The $119 excursion seemed like a good idea at the time I signed up, and there were plenty of rave reviews online. 

But from the pier it is a 36-mile slog of uphill switchbacks in the dark to ascend to the Haleakala Visitors Center on the precipice of the dormant volcano’s crater. A chatty tour guide torpedoed any thought of slumber on the way.

Our bus was one of the first to arrive in the parking lot. That gave us the pick of prime viewing spots, but it also meant we were in place by 4:30, a good hour and a half before sunrise.

A half-moon shone, and the stars overhead were vivid, but there was nothing to do but wait for the sun to come up. There’s no cellphone service, no board games, no place to go but the restroom.

The other thing to know about coming to the rim of Haleakala is that despite being in Hawaii, it is cold up there. The tour briefing warns that it can get as low as 20 degrees. Although it was not that cold on my visit, it was not bathing suit weather.

I had worn a polo shirt and two medium-weight jackets, and I was still cold within minutes of arrival. So my advice would be to err on the side of warmth. There’s no shame in bringing a hat, gloves and a scarf. You will likely be glad you did.

Slowly, slowly, the predawn light emerged along the horizon. Light leaked across the night sky, until the glow took on a distinct pink, and the inky color of the sky started to turn aqua.

That was what was worth getting up for. To see the abject darkness yield to the light of day was to see a pointed demonstration of the hope that dawn brings and the gift that each new day represents.

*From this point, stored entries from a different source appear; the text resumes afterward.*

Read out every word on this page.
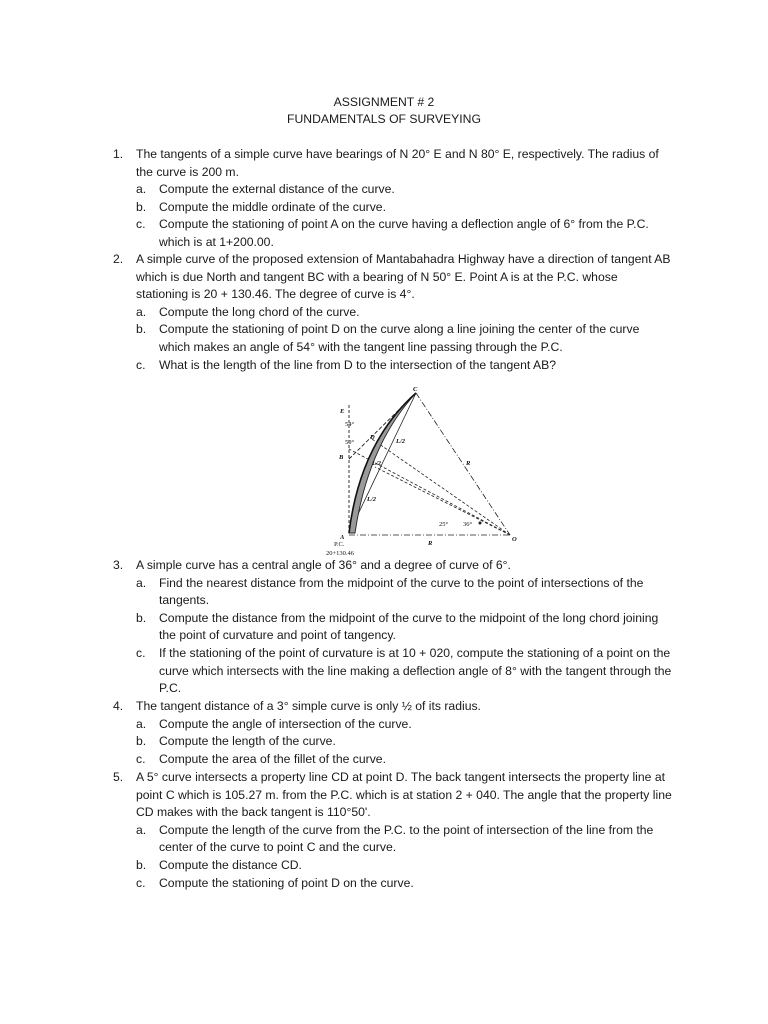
ASSIGNMENT # 2
FUNDAMENTALS OF SURVEYING
1. The tangents of a simple curve have bearings of N 20° E and N 80° E, respectively. The radius of the curve is 200 m.
a. Compute the external distance of the curve.
b. Compute the middle ordinate of the curve.
c. Compute the stationing of point A on the curve having a deflection angle of 6° from the P.C. which is at 1+200.00.
2. A simple curve of the proposed extension of Mantabahadra Highway have a direction of tangent AB which is due North and tangent BC with a bearing of N 50° E. Point A is at the P.C. whose stationing is 20 + 130.46. The degree of curve is 4°.
a. Compute the long chord of the curve.
b. Compute the stationing of point D on the curve along a line joining the center of the curve which makes an angle of 54° with the tangent line passing through the P.C.
c. What is the length of the line from D to the intersection of the tangent AB?
E
B
A
C
D
O
R
R
L/2
L/2
L/2
54°
50°
25° 36°
P.C.
20+130.46
3. A simple curve has a central angle of 36° and a degree of curve of 6°.
a. Find the nearest distance from the midpoint of the curve to the point of intersections of the tangents.
b. Compute the distance from the midpoint of the curve to the midpoint of the long chord joining the point of curvature and point of tangency.
c. If the stationing of the point of curvature is at 10 + 020, compute the stationing of a point on the curve which intersects with the line making a deflection angle of 8° with the tangent through the P.C.
4. The tangent distance of a 3° simple curve is only ½ of its radius.
a. Compute the angle of intersection of the curve.
b. Compute the length of the curve.
c. Compute the area of the fillet of the curve.
5. A 5° curve intersects a property line CD at point D. The back tangent intersects the property line at point C which is 105.27 m. from the P.C. which is at station 2 + 040. The angle that the property line CD makes with the back tangent is 110°50'.
a. Compute the length of the curve from the P.C. to the point of intersection of the line from the center of the curve to point C and the curve.
b. Compute the distance CD.
c. Compute the stationing of point D on the curve.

By 6:08, we could see the burning orange orb of the sun poking through the layer of clouds below us. Shortly after official sunrise, it emerged above the clouds, and we had our reward for standing in the dark for so long.

After a last round of photos, we headed back to the bus to scarf down warm coffee and Danish and congratulate ourselves on having seen the sunrise from the top of Maui.